Pequeñas bolas de duro granizo empezaron a caer entre intensas rachas de viento. Al llegar al suelo bailaban chapoteando sobre los infinitos charcos. El frío los cubrió y un rayo cayó sobre la forja, y la techumbre, resecada por el calor de los fuegos, quiso prender a pesar de la intensidad de la lluvia.

Cuando Assur echó cuentas, se vio rodeado de apenas una docena de hombres. Se alegró de poder confiar en la fuerza de Helgi, la veteranía de Tyrkir, o la valentía fanfarrona de Halfdan. Pero el que más le preocupaba, porque desde poco antes se había convertido en el más importante de todos para él, no estaba allí. Karlsefni no le había caído nunca bien, era de esa clase de hombres mediocres que acude al halago y no a las acciones para hacerse valer, y nunca entendió por qué Leif lo había admitido en la tripulación del Gnod. Sin embargo, Assur necesitaba desesperadamente que Karlsefni sobreviviese, porque había preguntas que requerían respuestas que llevaban esperando años, y solo él podía dárselas.

Una flecha pasó junto a la mejilla de Assur y se clavó en el cuello de uno al que llamaban el Negro. El viento y el granizo terminaron de abatirlo, antes de lo que se tarda en recorrer cien pasos, murió desangrado, abriendo sus labios en inútiles y crueles bocanadas que trajeron hasta Assur el horror de la guerra. Todos se pusieron en guardia. Pero no sirvió de mucho. Ni siquiera veían contra quién peleaban.

Assur no sabía si los que faltaban estaban dispersos o si formaban un grupo como el suyo en algún otro lugar del campamento. O si estaban todos muertos.

—Bastardos hijos de perras tiñosas, ¡venid aquí!, ¡dad la cara! —gritó Halfdan hacia el bosque.

Kitpu no había esperado que los acontecimientos se hubieran precipitado de aquel modo; ya no había vuelta atrás. Ni siquiera sabía cómo había empezado, pero lo había hecho y ahora tenía que ponerle remedio. Y aunque no le gustaba lo que debía hacer, era pesarosamente consciente de que no le quedaba otra opción, no podía correr riesgos. A los que podían verlo les hizo las señas con las manos y les pidió que pasaran su mensaje a los demás. El
sagamo
sabía que antes de que el cielo volviera a abrirse con un relámpago todos los suyos conocerían sus órdenes. Ninguno de aquellos extranjeros podía quedar con vida.

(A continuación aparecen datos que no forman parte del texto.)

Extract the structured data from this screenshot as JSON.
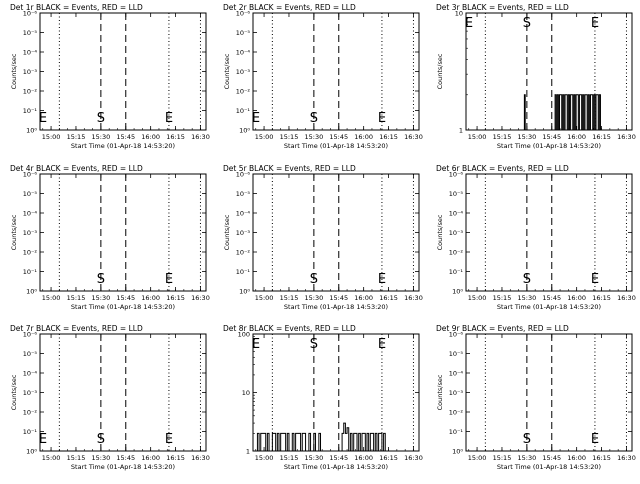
{
  "chart_data": [
    {
      "type": "line",
      "title": "Det 1r BLACK = Events, RED = LLD",
      "xlabel": "Start Time (01-Apr-18 14:53:20)",
      "ylabel": "Counts/sec",
      "x_ticks": [
        "15:00",
        "15:15",
        "15:30",
        "15:45",
        "16:00",
        "16:15",
        "16:30"
      ],
      "xlim": [
        "14:53:20",
        "16:33:20"
      ],
      "y_scale": "log",
      "y_tick_labels": [
        "10⁰",
        "10⁻¹",
        "10⁻²",
        "10⁻³",
        "10⁻⁴",
        "10⁻⁵",
        "10⁻⁶"
      ],
      "marker_lines": [
        {
          "time": "15:05",
          "style": "dotted",
          "label": ""
        },
        {
          "time": "15:30",
          "style": "dashed",
          "label": "S"
        },
        {
          "time": "15:45",
          "style": "dashed",
          "label": ""
        },
        {
          "time": "16:11",
          "style": "dotted",
          "label": "E"
        },
        {
          "time": "16:30",
          "style": "dotted",
          "label": ""
        }
      ],
      "corner_label": "E",
      "series": []
    },
    {
      "type": "line",
      "title": "Det 2r BLACK = Events, RED = LLD",
      "xlabel": "Start Time (01-Apr-18 14:53:20)",
      "ylabel": "Counts/sec",
      "x_ticks": [
        "15:00",
        "15:15",
        "15:30",
        "15:45",
        "16:00",
        "16:15",
        "16:30"
      ],
      "xlim": [
        "14:53:20",
        "16:33:20"
      ],
      "y_scale": "log",
      "y_tick_labels": [
        "10⁰",
        "10⁻¹",
        "10⁻²",
        "10⁻³",
        "10⁻⁴",
        "10⁻⁵",
        "10⁻⁶"
      ],
      "marker_lines": [
        {
          "time": "15:05",
          "style": "dotted",
          "label": ""
        },
        {
          "time": "15:30",
          "style": "dashed",
          "label": "S"
        },
        {
          "time": "15:45",
          "style": "dashed",
          "label": ""
        },
        {
          "time": "16:11",
          "style": "dotted",
          "label": "E"
        },
        {
          "time": "16:30",
          "style": "dotted",
          "label": ""
        }
      ],
      "corner_label": "E",
      "series": []
    },
    {
      "type": "line",
      "title": "Det 3r BLACK = Events, RED = LLD",
      "xlabel": "Start Time (01-Apr-18 14:53:20)",
      "ylabel": "Counts/sec",
      "x_ticks": [
        "15:00",
        "15:15",
        "15:30",
        "15:45",
        "16:00",
        "16:15",
        "16:30"
      ],
      "xlim": [
        "14:53:20",
        "16:33:20"
      ],
      "y_scale": "log",
      "y_tick_labels": [
        "1",
        "10"
      ],
      "ylim": [
        1,
        10
      ],
      "marker_lines": [
        {
          "time": "15:05",
          "style": "dotted",
          "label": ""
        },
        {
          "time": "15:30",
          "style": "dashed",
          "label": "S"
        },
        {
          "time": "15:45",
          "style": "dashed",
          "label": ""
        },
        {
          "time": "16:11",
          "style": "dotted",
          "label": "E"
        },
        {
          "time": "16:30",
          "style": "dotted",
          "label": ""
        }
      ],
      "corner_label": "E",
      "series": [
        {
          "color": "#000000",
          "points": [
            {
              "t": "15:28:30",
              "y": 2
            },
            {
              "t": "15:29:00",
              "y": 1
            },
            {
              "t": "15:47:00",
              "y": 2
            },
            {
              "t": "15:47:40",
              "y": 1
            },
            {
              "t": "15:48:20",
              "y": 2
            },
            {
              "t": "15:49:00",
              "y": 1
            },
            {
              "t": "15:49:40",
              "y": 2
            },
            {
              "t": "15:50:20",
              "y": 2
            },
            {
              "t": "15:51:00",
              "y": 1
            },
            {
              "t": "15:51:40",
              "y": 2
            },
            {
              "t": "15:52:20",
              "y": 1
            },
            {
              "t": "15:53:00",
              "y": 2
            },
            {
              "t": "15:53:40",
              "y": 2
            },
            {
              "t": "15:54:20",
              "y": 1
            },
            {
              "t": "15:55:00",
              "y": 2
            },
            {
              "t": "15:55:40",
              "y": 1
            },
            {
              "t": "15:56:20",
              "y": 2
            },
            {
              "t": "15:57:00",
              "y": 2
            },
            {
              "t": "15:57:40",
              "y": 1
            },
            {
              "t": "15:58:20",
              "y": 2
            },
            {
              "t": "15:59:00",
              "y": 1
            },
            {
              "t": "15:59:40",
              "y": 2
            },
            {
              "t": "16:00:20",
              "y": 2
            },
            {
              "t": "16:01:00",
              "y": 1
            },
            {
              "t": "16:01:40",
              "y": 2
            },
            {
              "t": "16:02:20",
              "y": 2
            },
            {
              "t": "16:03:00",
              "y": 1
            },
            {
              "t": "16:03:40",
              "y": 2
            },
            {
              "t": "16:04:20",
              "y": 1
            },
            {
              "t": "16:05:00",
              "y": 2
            },
            {
              "t": "16:05:40",
              "y": 2
            },
            {
              "t": "16:06:20",
              "y": 1
            },
            {
              "t": "16:07:00",
              "y": 2
            },
            {
              "t": "16:07:40",
              "y": 1
            },
            {
              "t": "16:08:20",
              "y": 2
            },
            {
              "t": "16:09:00",
              "y": 2
            },
            {
              "t": "16:09:40",
              "y": 1
            },
            {
              "t": "16:10:20",
              "y": 2
            },
            {
              "t": "16:11:00",
              "y": 1
            },
            {
              "t": "16:11:40",
              "y": 2
            },
            {
              "t": "16:12:20",
              "y": 2
            },
            {
              "t": "16:13:00",
              "y": 1
            },
            {
              "t": "16:13:40",
              "y": 2
            },
            {
              "t": "16:14:20",
              "y": 1
            }
          ]
        }
      ]
    },
    {
      "type": "line",
      "title": "Det 4r BLACK = Events, RED = LLD",
      "xlabel": "Start Time (01-Apr-18 14:53:20)",
      "ylabel": "Counts/sec",
      "x_ticks": [
        "15:00",
        "15:15",
        "15:30",
        "15:45",
        "16:00",
        "16:15",
        "16:30"
      ],
      "xlim": [
        "14:53:20",
        "16:33:20"
      ],
      "y_scale": "log",
      "y_tick_labels": [
        "10⁰",
        "10⁻¹",
        "10⁻²",
        "10⁻³",
        "10⁻⁴",
        "10⁻⁵",
        "10⁻⁶"
      ],
      "marker_lines": [
        {
          "time": "15:05",
          "style": "dotted",
          "label": ""
        },
        {
          "time": "15:30",
          "style": "dashed",
          "label": "S"
        },
        {
          "time": "15:45",
          "style": "dashed",
          "label": ""
        },
        {
          "time": "16:11",
          "style": "dotted",
          "label": "E"
        },
        {
          "time": "16:30",
          "style": "dotted",
          "label": ""
        }
      ],
      "corner_label": "",
      "series": []
    },
    {
      "type": "line",
      "title": "Det 5r BLACK = Events, RED = LLD",
      "xlabel": "Start Time (01-Apr-18 14:53:20)",
      "ylabel": "Counts/sec",
      "x_ticks": [
        "15:00",
        "15:15",
        "15:30",
        "15:45",
        "16:00",
        "16:15",
        "16:30"
      ],
      "xlim": [
        "14:53:20",
        "16:33:20"
      ],
      "y_scale": "log",
      "y_tick_labels": [
        "10⁰",
        "10⁻¹",
        "10⁻²",
        "10⁻³",
        "10⁻⁴",
        "10⁻⁵",
        "10⁻⁶"
      ],
      "marker_lines": [
        {
          "time": "15:05",
          "style": "dotted",
          "label": ""
        },
        {
          "time": "15:30",
          "style": "dashed",
          "label": "S"
        },
        {
          "time": "15:45",
          "style": "dashed",
          "label": ""
        },
        {
          "time": "16:11",
          "style": "dotted",
          "label": "E"
        },
        {
          "time": "16:30",
          "style": "dotted",
          "label": ""
        }
      ],
      "corner_label": "",
      "series": []
    },
    {
      "type": "line",
      "title": "Det 6r BLACK = Events, RED = LLD",
      "xlabel": "Start Time (01-Apr-18 14:53:20)",
      "ylabel": "Counts/sec",
      "x_ticks": [
        "15:00",
        "15:15",
        "15:30",
        "15:45",
        "16:00",
        "16:15",
        "16:30"
      ],
      "xlim": [
        "14:53:20",
        "16:33:20"
      ],
      "y_scale": "log",
      "y_tick_labels": [
        "10⁰",
        "10⁻¹",
        "10⁻²",
        "10⁻³",
        "10⁻⁴",
        "10⁻⁵",
        "10⁻⁶"
      ],
      "marker_lines": [
        {
          "time": "15:05",
          "style": "dotted",
          "label": ""
        },
        {
          "time": "15:30",
          "style": "dashed",
          "label": "S"
        },
        {
          "time": "15:45",
          "style": "dashed",
          "label": ""
        },
        {
          "time": "16:11",
          "style": "dotted",
          "label": "E"
        },
        {
          "time": "16:30",
          "style": "dotted",
          "label": ""
        }
      ],
      "corner_label": "",
      "series": []
    },
    {
      "type": "line",
      "title": "Det 7r BLACK = Events, RED = LLD",
      "xlabel": "Start Time (01-Apr-18 14:53:20)",
      "ylabel": "Counts/sec",
      "x_ticks": [
        "15:00",
        "15:15",
        "15:30",
        "15:45",
        "16:00",
        "16:15",
        "16:30"
      ],
      "xlim": [
        "14:53:20",
        "16:33:20"
      ],
      "y_scale": "log",
      "y_tick_labels": [
        "10⁰",
        "10⁻¹",
        "10⁻²",
        "10⁻³",
        "10⁻⁴",
        "10⁻⁵",
        "10⁻⁶"
      ],
      "marker_lines": [
        {
          "time": "15:05",
          "style": "dotted",
          "label": ""
        },
        {
          "time": "15:30",
          "style": "dashed",
          "label": "S"
        },
        {
          "time": "15:45",
          "style": "dashed",
          "label": ""
        },
        {
          "time": "16:11",
          "style": "dotted",
          "label": "E"
        },
        {
          "time": "16:30",
          "style": "dotted",
          "label": ""
        }
      ],
      "corner_label": "E",
      "series": []
    },
    {
      "type": "line",
      "title": "Det 8r BLACK = Events, RED = LLD",
      "xlabel": "Start Time (01-Apr-18 14:53:20)",
      "ylabel": "",
      "x_ticks": [
        "15:00",
        "15:15",
        "15:30",
        "15:45",
        "16:00",
        "16:15",
        "16:30"
      ],
      "xlim": [
        "14:53:20",
        "16:33:20"
      ],
      "y_scale": "log",
      "y_tick_labels": [
        "1",
        "10",
        "100"
      ],
      "ylim": [
        1,
        100
      ],
      "marker_lines": [
        {
          "time": "15:05",
          "style": "dotted",
          "label": ""
        },
        {
          "time": "15:30",
          "style": "dashed",
          "label": "S"
        },
        {
          "time": "15:45",
          "style": "dashed",
          "label": ""
        },
        {
          "time": "16:11",
          "style": "dotted",
          "label": "E"
        },
        {
          "time": "16:30",
          "style": "dotted",
          "label": ""
        }
      ],
      "corner_label": "E",
      "series": [
        {
          "color": "#000000",
          "points": [
            {
              "t": "14:56:00",
              "y": 2
            },
            {
              "t": "14:57:00",
              "y": 1
            },
            {
              "t": "14:58:00",
              "y": 2
            },
            {
              "t": "15:00:00",
              "y": 2
            },
            {
              "t": "15:01:00",
              "y": 1
            },
            {
              "t": "15:02:00",
              "y": 2
            },
            {
              "t": "15:03:00",
              "y": 1
            },
            {
              "t": "15:05:00",
              "y": 2
            },
            {
              "t": "15:07:00",
              "y": 1
            },
            {
              "t": "15:08:00",
              "y": 2
            },
            {
              "t": "15:09:00",
              "y": 1
            },
            {
              "t": "15:10:00",
              "y": 2
            },
            {
              "t": "15:12:00",
              "y": 2
            },
            {
              "t": "15:13:00",
              "y": 1
            },
            {
              "t": "15:14:00",
              "y": 2
            },
            {
              "t": "15:15:00",
              "y": 1
            },
            {
              "t": "15:17:00",
              "y": 2
            },
            {
              "t": "15:18:00",
              "y": 1
            },
            {
              "t": "15:19:00",
              "y": 2
            },
            {
              "t": "15:21:00",
              "y": 2
            },
            {
              "t": "15:22:00",
              "y": 1
            },
            {
              "t": "15:23:00",
              "y": 2
            },
            {
              "t": "15:25:00",
              "y": 1
            },
            {
              "t": "15:27:00",
              "y": 2
            },
            {
              "t": "15:28:00",
              "y": 1
            },
            {
              "t": "15:30:00",
              "y": 2
            },
            {
              "t": "15:31:00",
              "y": 1
            },
            {
              "t": "15:33:00",
              "y": 2
            },
            {
              "t": "15:34:00",
              "y": 1
            },
            {
              "t": "15:36:00",
              "y": 1
            },
            {
              "t": "15:38:00",
              "y": 1
            },
            {
              "t": "15:40:00",
              "y": 1
            },
            {
              "t": "15:42:00",
              "y": 1
            },
            {
              "t": "15:44:00",
              "y": 1
            },
            {
              "t": "15:46:00",
              "y": 1
            },
            {
              "t": "15:47:00",
              "y": 2
            },
            {
              "t": "15:48:00",
              "y": 3
            },
            {
              "t": "15:49:00",
              "y": 2
            },
            {
              "t": "15:50:00",
              "y": 2.5
            },
            {
              "t": "15:51:00",
              "y": 1
            },
            {
              "t": "15:52:00",
              "y": 2
            },
            {
              "t": "15:53:00",
              "y": 1
            },
            {
              "t": "15:54:00",
              "y": 2
            },
            {
              "t": "15:55:00",
              "y": 2
            },
            {
              "t": "15:56:00",
              "y": 1
            },
            {
              "t": "15:57:00",
              "y": 2
            },
            {
              "t": "15:58:00",
              "y": 1
            },
            {
              "t": "15:59:00",
              "y": 2
            },
            {
              "t": "16:00:00",
              "y": 2
            },
            {
              "t": "16:01:00",
              "y": 1
            },
            {
              "t": "16:02:00",
              "y": 2
            },
            {
              "t": "16:03:00",
              "y": 1
            },
            {
              "t": "16:04:00",
              "y": 2
            },
            {
              "t": "16:05:00",
              "y": 2
            },
            {
              "t": "16:06:00",
              "y": 1
            },
            {
              "t": "16:07:00",
              "y": 2
            },
            {
              "t": "16:08:00",
              "y": 1
            },
            {
              "t": "16:09:00",
              "y": 2
            },
            {
              "t": "16:10:00",
              "y": 2
            },
            {
              "t": "16:11:00",
              "y": 1
            },
            {
              "t": "16:12:00",
              "y": 2
            },
            {
              "t": "16:13:00",
              "y": 1
            }
          ]
        }
      ]
    },
    {
      "type": "line",
      "title": "Det 9r BLACK = Events, RED = LLD",
      "xlabel": "Start Time (01-Apr-18 14:53:20)",
      "ylabel": "Counts/sec",
      "x_ticks": [
        "15:00",
        "15:15",
        "15:30",
        "15:45",
        "16:00",
        "16:15",
        "16:30"
      ],
      "xlim": [
        "14:53:20",
        "16:33:20"
      ],
      "y_scale": "log",
      "y_tick_labels": [
        "10⁰",
        "10⁻¹",
        "10⁻²",
        "10⁻³",
        "10⁻⁴",
        "10⁻⁵",
        "10⁻⁶"
      ],
      "marker_lines": [
        {
          "time": "15:05",
          "style": "dotted",
          "label": ""
        },
        {
          "time": "15:30",
          "style": "dashed",
          "label": "S"
        },
        {
          "time": "15:45",
          "style": "dashed",
          "label": ""
        },
        {
          "time": "16:11",
          "style": "dotted",
          "label": "E"
        },
        {
          "time": "16:30",
          "style": "dotted",
          "label": ""
        }
      ],
      "corner_label": "",
      "series": []
    }
  ]
}
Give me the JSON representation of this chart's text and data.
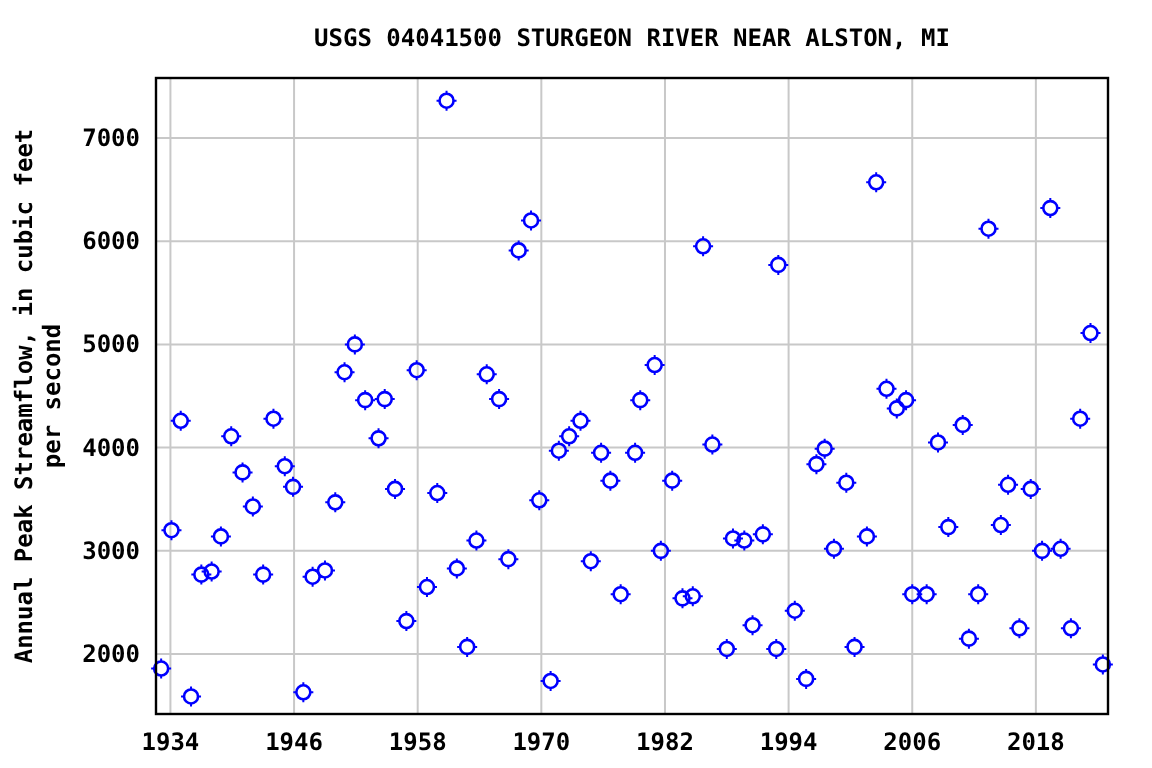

Abooksigun entendió lo que las manos de Kitpu le decían. Agachado entre las grandes raíces de uno de los tocones de los árboles que aquellos extranjeros habían talado, no lejos del cadáver de su hermano y los cuerpos de dos extranjeros, el mi’kmaq intentó no pensar en cómo tendría que decirle a su padre que había perdido a uno de sus hijos en la batalla. Pero Abooksigun sabía lo que su padre le preguntaría, y también lo que su hermano hubiera querido.

Había visto a los extranjeros agruparse, uno que debía de ser su
sagamo
los había reunido frente a una de aquellas extrañas cabañas. Y Abooksigun decidió que era mejor empezar por los que estaban desperdigados, serían blancos más fáciles. Pese a que la noche y la tormenta le ayudaban a pasar desapercibido, se mantuvo agachado. Buscando la orilla del río, caminó encorvando, zigzagueando entre los arbustos, los árboles y los tocones. El granizo caía picando su piel y le obligaba a concentrarse en alejar el dolor. Cuando llegó a la ribera, otros dos guerreros se le habían unido.

Leif había pensado que el barullo se debía a la tormenta y no se dio cuenta de lo que sucedía hasta que, a la parpadeante luz de un relámpago, pudo ver como Bram era abatido por un extraño que no llevaba más ropa que unos pantalones estrafalarios. Al principio pensó que la luz indecisa del rayo le había jugado una mala pasada, le había parecido que aquel hombre tenía el rostro rojo como la sangre. Luego, cuatro pasos le sirvieron para descubrir que Bram y Finnbogi yacían inmóviles sobre la hierba. Antes de saber qué estaba pasando, la tormenta estalló con fuerza y Karlsefni vino corriendo hacia él entre grandes aspavientos.